Lice Charmers Lice Clinic: Frequently Asked Questions

Parents who call Lice Charmers Lice Clinic for the first time tend to ask many of the same questions. This page collects the most common ones along with straightforward answers, in the hopes that it saves families a little time and stress when they need help quickly.

What is Lice Charmers?

Lice Charmers is a family-owned lice treatment clinic founded by Alexis Charriere and Conor Duggan in June 2017. The company runs three clinics — one in Portland on SE Gladstone, one in Beaverton, and one in Renton, Washington — along with mobile in-home service across the Portland and Seattle metro areas.

How does the treatment work?

Every appointment uses the AirAllé device, an FDA-cleared medical tool that applies controlled heated air to the scalp. The heat dehydrates both the live lice and their eggs (nits) in a single 90-minute session.
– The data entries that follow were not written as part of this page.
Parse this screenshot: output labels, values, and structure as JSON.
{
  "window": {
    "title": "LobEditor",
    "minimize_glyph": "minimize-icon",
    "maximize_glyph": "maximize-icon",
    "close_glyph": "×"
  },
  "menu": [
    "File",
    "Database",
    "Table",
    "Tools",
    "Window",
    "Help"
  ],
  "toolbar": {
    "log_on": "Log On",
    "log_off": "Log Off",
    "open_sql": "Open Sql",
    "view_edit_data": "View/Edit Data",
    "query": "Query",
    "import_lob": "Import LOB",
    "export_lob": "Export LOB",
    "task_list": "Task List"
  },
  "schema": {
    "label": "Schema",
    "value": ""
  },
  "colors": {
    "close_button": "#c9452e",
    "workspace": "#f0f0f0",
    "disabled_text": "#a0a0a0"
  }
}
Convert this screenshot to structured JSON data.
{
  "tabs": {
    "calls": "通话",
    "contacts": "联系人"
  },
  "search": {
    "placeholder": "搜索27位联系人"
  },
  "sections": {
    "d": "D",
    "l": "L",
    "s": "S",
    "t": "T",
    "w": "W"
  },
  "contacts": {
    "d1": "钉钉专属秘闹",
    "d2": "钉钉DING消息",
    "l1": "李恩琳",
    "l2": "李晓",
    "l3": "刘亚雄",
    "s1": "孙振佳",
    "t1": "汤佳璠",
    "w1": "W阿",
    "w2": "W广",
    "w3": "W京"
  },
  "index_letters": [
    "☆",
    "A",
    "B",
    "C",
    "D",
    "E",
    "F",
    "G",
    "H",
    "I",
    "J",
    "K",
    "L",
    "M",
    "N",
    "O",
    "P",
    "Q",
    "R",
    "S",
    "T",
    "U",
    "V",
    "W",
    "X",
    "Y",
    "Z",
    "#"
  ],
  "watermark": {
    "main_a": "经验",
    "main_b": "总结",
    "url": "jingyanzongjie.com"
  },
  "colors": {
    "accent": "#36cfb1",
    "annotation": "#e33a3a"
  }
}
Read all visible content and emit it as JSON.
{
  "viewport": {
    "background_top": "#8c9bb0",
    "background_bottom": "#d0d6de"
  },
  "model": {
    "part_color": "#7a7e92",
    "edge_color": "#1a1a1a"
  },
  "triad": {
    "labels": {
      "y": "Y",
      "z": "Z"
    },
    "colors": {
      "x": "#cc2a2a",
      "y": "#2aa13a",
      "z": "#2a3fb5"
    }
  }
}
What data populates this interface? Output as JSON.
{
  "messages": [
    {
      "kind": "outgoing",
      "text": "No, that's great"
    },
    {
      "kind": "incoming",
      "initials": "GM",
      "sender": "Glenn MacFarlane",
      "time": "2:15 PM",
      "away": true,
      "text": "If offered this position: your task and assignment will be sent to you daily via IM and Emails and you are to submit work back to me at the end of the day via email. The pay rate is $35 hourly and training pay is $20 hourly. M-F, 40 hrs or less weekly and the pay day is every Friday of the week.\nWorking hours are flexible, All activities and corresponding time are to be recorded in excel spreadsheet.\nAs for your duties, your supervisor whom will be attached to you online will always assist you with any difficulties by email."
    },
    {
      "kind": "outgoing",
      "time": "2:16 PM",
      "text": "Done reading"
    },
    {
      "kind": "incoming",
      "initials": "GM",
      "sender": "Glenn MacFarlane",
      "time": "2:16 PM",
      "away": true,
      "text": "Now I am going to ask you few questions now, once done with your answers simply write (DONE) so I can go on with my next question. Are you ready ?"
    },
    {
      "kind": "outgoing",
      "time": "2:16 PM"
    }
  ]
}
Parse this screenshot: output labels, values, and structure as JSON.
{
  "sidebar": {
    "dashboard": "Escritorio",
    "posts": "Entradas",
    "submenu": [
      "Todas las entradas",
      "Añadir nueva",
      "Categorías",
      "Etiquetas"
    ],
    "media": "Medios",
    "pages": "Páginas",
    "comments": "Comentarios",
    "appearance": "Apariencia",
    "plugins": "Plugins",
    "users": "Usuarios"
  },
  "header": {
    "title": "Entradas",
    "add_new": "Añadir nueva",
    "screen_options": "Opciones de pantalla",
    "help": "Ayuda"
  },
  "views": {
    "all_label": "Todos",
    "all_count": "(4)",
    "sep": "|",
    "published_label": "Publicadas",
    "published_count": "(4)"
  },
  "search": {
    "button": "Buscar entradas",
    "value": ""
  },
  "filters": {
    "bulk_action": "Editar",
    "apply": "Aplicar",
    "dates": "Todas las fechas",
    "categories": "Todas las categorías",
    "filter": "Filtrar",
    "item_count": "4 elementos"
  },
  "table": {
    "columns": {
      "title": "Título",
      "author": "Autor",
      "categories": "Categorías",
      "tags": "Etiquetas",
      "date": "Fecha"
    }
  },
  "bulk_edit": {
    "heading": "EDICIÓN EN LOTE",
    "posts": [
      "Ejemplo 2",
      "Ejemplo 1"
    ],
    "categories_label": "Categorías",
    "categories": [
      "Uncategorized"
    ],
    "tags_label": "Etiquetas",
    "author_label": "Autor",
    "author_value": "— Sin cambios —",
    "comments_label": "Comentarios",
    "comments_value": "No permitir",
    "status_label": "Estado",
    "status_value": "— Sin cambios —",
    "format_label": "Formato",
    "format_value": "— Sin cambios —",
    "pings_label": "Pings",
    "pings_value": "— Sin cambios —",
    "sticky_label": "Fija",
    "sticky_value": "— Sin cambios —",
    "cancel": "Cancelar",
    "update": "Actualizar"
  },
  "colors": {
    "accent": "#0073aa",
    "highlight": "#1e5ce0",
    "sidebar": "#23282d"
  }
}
Because the eggs are killed in the same visit as the adults, families do not need to repeat treatments over the following weeks the way drugstore products typically demand.

Are any chemicals involved?

None. The treatment relies on heated air and physical comb-out work. No pesticides, no permethrin, no special shampoos applied to the scalp. This matters to a lot of parents, particularly given how widely-documented head-lice resistance to drugstore pesticides has become in recent decades.

How much does it cost?

Full treatment ranges from approximately $189 to $260 depending on hair length and other factors. Lice Charmers provides itemized receipts that can be submitted to most health insurance plans, FSAs, and HSAs for reimbursement. Free head checks are available for parents who simply want a professional opinion before committing.

What are your hours?

All three clinics are open 7am to 8pm, every single day, including weekends and holidays. The intentionally wide hours exist because lice problems rarely strike at convenient times — a school nurse calls on a Friday afternoon, or a parent finds lice the night before a family trip.

Do you treat the whole family at once?

Yes, and many families book that way. The mobile in-home option is particularly popular for households treating multiple children at once, because the technician can move from one child to the next in a familiar setting without anyone having to leave the house.

Is the treatment really one and done?

For most cases, yes. The combination of heated air on the eggs plus a thorough comb-out resolves the infestation in one visit. The clinic provides clear guidance on what to monitor for in the following days, but the multi-week repeat-treatment routine that drugstore products require is generally not needed.

How can I tell if it's actually lice?

This is exactly what the free head check is for. A technician can confirm or rule out an infestation in a few minutes, which is especially useful after a school exposure notice when nobody is sure yet whether there is actually a problem.